You can find more usage details in our SDK onboarding doc.

[!IMPORTANT]
We're preparing to release version 1.0 of the Databricks GenerativeAI Inference Python library.

Installation

pip install databricks-genai-inference

Usage

Embedding

from databricks_genai_inference import Embedding

Text embedding

response = Embedding.create(
    model="bge-large-en", 
    input="3D ActionSLAM: wearable person tracking in multi-floor environments")
print(f'embeddings: {response.embeddings[0]}')

[!TIP]
You may want to reuse http connection to improve request latency for large-scale workload, code example:

with requests.Session() as client:
    for i, text in enumerate(texts):
        response = Embedding.create(
            client=client,
            model="bge-large-en",
            input=text
        )

Text embedding (async)

async with httpx.AsyncClient() as client:
    response = await Embedding.acreate(
        client=client,
        model="bge-large-en", 
        input="3D ActionSLAM: wearable person tracking in multi-floor environments")
    print(f'embeddings: {response.embeddings[0]}')

Text embedding with instruction

response = Embedding.create(
    model="bge-large-en", 
    instruction="Represent this sentence for searching relevant passages:", 
    input="3D ActionSLAM: wearable person tracking in multi-floor environments")
print(f'embeddings: {response.embeddings[0]}')

Text embedding (batching)

[!IMPORTANT]
Support max batch size of 150

response = Embedding.create(
    model="bge-large-en", 
    input=[
        "3D ActionSLAM: wearable person tracking in multi-floor environments",
        "3D ActionSLAM: wearable person tracking in multi-floor environments"])
print(f'response.embeddings[0]: {response.embeddings[0]}\n')
print(f'response.embeddings[1]: {response.embeddings[1]}')

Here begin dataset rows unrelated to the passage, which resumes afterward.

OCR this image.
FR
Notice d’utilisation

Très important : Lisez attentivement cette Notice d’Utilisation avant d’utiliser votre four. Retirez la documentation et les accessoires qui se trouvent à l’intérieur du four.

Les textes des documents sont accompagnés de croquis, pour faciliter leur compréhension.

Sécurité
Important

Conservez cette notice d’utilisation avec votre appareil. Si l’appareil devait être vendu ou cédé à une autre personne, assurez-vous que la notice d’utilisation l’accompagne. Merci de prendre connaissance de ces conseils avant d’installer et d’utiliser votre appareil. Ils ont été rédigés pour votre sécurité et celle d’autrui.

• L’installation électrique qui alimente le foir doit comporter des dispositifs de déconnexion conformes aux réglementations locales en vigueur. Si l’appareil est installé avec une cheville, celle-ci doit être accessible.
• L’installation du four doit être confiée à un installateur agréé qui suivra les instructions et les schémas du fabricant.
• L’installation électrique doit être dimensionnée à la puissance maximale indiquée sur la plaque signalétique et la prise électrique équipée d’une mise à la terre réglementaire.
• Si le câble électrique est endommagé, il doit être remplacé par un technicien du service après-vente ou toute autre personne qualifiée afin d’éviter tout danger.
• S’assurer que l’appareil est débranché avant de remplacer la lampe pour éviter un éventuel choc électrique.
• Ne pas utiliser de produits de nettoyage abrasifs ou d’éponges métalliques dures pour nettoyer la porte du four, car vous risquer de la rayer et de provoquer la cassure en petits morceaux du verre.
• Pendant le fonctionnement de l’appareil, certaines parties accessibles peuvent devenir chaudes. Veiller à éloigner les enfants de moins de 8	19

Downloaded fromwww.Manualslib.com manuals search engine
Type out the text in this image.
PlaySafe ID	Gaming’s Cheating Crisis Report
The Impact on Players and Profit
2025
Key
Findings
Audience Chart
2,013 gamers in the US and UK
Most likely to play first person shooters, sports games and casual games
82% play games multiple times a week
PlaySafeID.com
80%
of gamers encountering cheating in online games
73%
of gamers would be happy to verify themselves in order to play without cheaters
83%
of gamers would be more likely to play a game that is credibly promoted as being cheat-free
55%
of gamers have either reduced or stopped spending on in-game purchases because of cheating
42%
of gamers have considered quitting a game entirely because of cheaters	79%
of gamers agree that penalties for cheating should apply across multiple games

Text embedding with instruction (batching)

[!IMPORTANT]
Support one instruction per batch Batch size

response = Embedding.create(
    model="bge-large-en", 
    instruction="Represent this sentence for searching relevant passages:",
    input=[
        "3D ActionSLAM: wearable person tracking in multi-floor environments",
        "3D ActionSLAM: wearable person tracking in multi-floor environments"])
print(f'response.embeddings[0]: {response.embeddings[0]}\n')
print(f'response.embeddings[1]: {response.embeddings[1]}')

Text completion

from databricks_genai_inference import Completion

Text completion

response = Completion.create(
    model="mpt-7b-instruct",
    prompt="Represent the Science title:")
print(f'response.text:{response.text:}')

Text completion (async)

async with httpx.AsyncClient() as client:
    response = await Completion.acreate(
        client=client,
        model="mpt-7b-instruct",
        prompt="Represent the Science title:")
    print(f'response.text:{response.text:}')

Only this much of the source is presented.